A mainframe operating system is networking software infrastructure that allows a mainframe computer to run programs, connect linked machines, and process complex numerical and data-driven tasks. All computers use some sort of basic operating system (OS), which is what enables them to organize files and execute commands. The biggest difference between a simple, one-computer OS and a mainframe operating system is where each is located. Simply put, a mainframe system works on a mainframe computer, which is usually thought of as sort of the “headquarters” or server for a computer network. Most major networks and infrastructures have a mainframe, which is where data is backed up and systems are broadly organized. Back in the early days of computing, all computers were mainframes, and most were very cumbersome to use and operate. Things have come a long way, but there is still an important role for these larger operating systems when it comes to supporting all of the machinations of the modern technological landscape.
Operating System Basics
Just like the keyboard and mouse are the interface between the computer and the user, the operating system is the interface between the computer and the software it’s running. The operating system acts like a traffic cop pushing and pulling data to and from memory, registers, input and output devices, and the processor. The easiest way to think about a mainframe operating system simply is as an operating system on a mainframe computer, a powerful device used mainly by governments and businesses to process large amounts of information and support a great number of users.
Origins and Development
In the 1950s, before desktop computers and long before laptops, all computing was done on mainframe computers. These computers could take up a whole room and most weren’t powerful, at least not by modern standards. They typically did less work than one of today’s laptop computers. As a matter of fact, the earliest computers were designed to only do one job or run a single program.
As computer programs got more complicated and computer hardware accordingly became less expensive, it became more effective to build computers that could run more than one type of program at once. To enable this, computer engineers had to develop a way that the computer could adapt itself to a new and different program. The mainframe OS developed accordingly.
One of the earliest functions of the system was reading punch cards, which were basically very early versions of floppy disks and readable CDs. On those first computers, not only was there no mouse, there was also no keyboard. All input into the computer came from cards with holes punched in them in specific patterns. The position of the holes determined the data that was being transmitted and transferred.
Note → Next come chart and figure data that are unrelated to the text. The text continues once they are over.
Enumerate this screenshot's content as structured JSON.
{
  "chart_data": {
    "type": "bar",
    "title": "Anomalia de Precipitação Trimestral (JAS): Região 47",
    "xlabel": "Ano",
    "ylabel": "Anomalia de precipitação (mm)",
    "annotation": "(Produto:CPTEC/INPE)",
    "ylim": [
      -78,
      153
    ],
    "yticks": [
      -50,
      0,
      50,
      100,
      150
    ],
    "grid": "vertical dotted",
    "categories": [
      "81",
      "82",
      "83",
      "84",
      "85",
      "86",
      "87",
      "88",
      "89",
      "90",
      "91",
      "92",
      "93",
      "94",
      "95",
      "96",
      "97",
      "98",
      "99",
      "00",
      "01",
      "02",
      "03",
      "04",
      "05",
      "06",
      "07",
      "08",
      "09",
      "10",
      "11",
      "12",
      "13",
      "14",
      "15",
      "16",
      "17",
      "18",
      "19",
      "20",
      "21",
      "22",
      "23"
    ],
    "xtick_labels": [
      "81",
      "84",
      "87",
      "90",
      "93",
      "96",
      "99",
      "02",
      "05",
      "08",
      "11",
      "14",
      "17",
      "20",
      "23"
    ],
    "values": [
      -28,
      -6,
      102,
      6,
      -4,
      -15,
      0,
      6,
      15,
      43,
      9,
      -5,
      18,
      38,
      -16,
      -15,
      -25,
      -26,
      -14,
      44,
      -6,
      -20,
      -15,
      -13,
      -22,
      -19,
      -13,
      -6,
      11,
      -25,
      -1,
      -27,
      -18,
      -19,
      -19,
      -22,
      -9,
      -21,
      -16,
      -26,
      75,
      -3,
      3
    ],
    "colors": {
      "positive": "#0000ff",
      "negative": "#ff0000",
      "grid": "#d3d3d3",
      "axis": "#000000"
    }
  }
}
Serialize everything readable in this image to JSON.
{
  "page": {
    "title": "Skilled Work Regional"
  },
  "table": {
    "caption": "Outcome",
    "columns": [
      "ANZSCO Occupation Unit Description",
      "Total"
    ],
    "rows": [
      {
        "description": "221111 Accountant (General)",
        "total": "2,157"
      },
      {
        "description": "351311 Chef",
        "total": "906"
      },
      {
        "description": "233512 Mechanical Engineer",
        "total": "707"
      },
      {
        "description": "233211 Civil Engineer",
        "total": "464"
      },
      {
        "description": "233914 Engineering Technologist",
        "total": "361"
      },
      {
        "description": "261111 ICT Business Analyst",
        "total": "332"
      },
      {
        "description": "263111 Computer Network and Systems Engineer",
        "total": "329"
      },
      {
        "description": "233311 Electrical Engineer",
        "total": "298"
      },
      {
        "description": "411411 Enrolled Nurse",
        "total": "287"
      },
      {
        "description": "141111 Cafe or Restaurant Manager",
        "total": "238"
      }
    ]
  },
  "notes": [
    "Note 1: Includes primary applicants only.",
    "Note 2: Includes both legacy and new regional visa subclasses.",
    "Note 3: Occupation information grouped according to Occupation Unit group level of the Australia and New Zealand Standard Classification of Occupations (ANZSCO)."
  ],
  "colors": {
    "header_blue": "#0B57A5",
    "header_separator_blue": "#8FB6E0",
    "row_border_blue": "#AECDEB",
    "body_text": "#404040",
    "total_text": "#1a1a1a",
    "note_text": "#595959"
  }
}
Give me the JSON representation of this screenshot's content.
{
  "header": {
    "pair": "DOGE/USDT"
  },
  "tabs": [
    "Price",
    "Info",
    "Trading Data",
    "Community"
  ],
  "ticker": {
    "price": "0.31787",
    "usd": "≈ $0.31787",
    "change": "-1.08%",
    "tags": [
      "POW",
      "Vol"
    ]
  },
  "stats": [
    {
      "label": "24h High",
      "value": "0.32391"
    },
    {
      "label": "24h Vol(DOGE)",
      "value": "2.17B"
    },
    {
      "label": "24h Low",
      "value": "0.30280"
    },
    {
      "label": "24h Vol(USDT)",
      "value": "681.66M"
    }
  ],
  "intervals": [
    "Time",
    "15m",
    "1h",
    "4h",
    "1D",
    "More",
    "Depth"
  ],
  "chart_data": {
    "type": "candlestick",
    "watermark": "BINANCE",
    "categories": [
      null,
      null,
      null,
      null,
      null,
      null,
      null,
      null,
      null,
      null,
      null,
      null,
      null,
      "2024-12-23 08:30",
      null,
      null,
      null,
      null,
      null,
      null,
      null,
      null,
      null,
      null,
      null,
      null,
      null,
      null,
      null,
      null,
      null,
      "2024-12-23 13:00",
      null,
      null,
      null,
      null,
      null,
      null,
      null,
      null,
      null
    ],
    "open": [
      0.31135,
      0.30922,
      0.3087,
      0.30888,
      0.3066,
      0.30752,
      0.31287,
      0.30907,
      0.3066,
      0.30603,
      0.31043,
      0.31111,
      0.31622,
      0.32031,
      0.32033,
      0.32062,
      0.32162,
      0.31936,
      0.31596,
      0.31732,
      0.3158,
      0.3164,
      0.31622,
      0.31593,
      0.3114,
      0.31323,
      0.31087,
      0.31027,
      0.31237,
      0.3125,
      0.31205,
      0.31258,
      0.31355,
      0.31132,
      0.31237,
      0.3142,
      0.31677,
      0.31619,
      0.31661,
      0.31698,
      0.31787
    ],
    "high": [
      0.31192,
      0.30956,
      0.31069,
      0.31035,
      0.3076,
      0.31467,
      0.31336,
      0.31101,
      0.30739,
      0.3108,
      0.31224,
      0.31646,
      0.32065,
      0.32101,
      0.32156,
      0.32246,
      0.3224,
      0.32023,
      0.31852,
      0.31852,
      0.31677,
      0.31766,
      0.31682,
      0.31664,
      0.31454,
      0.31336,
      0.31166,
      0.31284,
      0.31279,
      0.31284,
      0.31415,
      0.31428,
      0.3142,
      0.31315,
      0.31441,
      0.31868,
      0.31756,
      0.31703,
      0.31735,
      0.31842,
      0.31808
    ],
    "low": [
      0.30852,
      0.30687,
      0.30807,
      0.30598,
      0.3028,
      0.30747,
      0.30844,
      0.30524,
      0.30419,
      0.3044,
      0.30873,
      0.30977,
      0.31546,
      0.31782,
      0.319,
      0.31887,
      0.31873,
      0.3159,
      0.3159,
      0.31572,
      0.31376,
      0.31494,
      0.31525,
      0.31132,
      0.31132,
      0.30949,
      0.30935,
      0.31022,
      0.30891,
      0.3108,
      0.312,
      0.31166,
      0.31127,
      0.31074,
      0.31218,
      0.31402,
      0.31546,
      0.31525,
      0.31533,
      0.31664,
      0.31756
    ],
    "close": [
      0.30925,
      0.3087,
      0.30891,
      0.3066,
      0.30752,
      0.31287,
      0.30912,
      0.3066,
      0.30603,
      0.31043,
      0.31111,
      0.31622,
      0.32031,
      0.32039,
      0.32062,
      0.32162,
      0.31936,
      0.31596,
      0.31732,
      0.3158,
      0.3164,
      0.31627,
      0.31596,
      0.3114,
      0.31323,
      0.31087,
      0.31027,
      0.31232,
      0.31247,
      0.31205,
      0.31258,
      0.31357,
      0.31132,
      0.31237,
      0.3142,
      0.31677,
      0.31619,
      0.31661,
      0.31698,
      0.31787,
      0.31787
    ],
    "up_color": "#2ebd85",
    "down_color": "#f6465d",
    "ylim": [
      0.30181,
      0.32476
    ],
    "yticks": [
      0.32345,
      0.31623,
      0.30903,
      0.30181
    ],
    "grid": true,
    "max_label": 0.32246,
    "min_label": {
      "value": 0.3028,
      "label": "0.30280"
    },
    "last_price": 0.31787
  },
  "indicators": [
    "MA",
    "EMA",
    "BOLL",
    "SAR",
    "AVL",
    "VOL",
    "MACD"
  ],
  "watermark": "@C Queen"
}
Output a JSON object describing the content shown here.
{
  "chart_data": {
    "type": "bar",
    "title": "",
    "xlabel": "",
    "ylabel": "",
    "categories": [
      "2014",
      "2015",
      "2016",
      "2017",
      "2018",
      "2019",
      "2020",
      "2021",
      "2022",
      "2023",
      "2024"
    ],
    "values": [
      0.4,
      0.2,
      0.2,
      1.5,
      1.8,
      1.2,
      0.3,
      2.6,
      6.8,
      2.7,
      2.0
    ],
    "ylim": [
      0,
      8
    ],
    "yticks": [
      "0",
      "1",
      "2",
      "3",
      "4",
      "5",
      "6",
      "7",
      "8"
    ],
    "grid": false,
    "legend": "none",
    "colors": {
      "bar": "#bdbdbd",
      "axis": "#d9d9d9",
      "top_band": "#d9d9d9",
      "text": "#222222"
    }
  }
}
The OS read each cards and translated it into the binary data that the computer understood and could use to execute certain specific functions.
This old computer input method is a good example of what an operating system does. If a computer program is looking for a series of numbers, for example, it doesn’t really matter where those numbers are coming from. Binary data can come from punch cards, a keyboard, an Internet script, or voice recognition software. The operating system takes the number from the input device and hands it off to the program, which then uses it as needed.
It was through these early days of operating system functionality that aspects of modern computing were first pioneered. Concepts such as batch processing, multitasking, buffering, and spooling — all key elements of how computers work today — were first introduced in the mainframe operating systems of the 1950s, though obviously in much simpler forms. Technicians have built on these early ideas to enable everything from remote data transfer to smartphone Internet connectivity.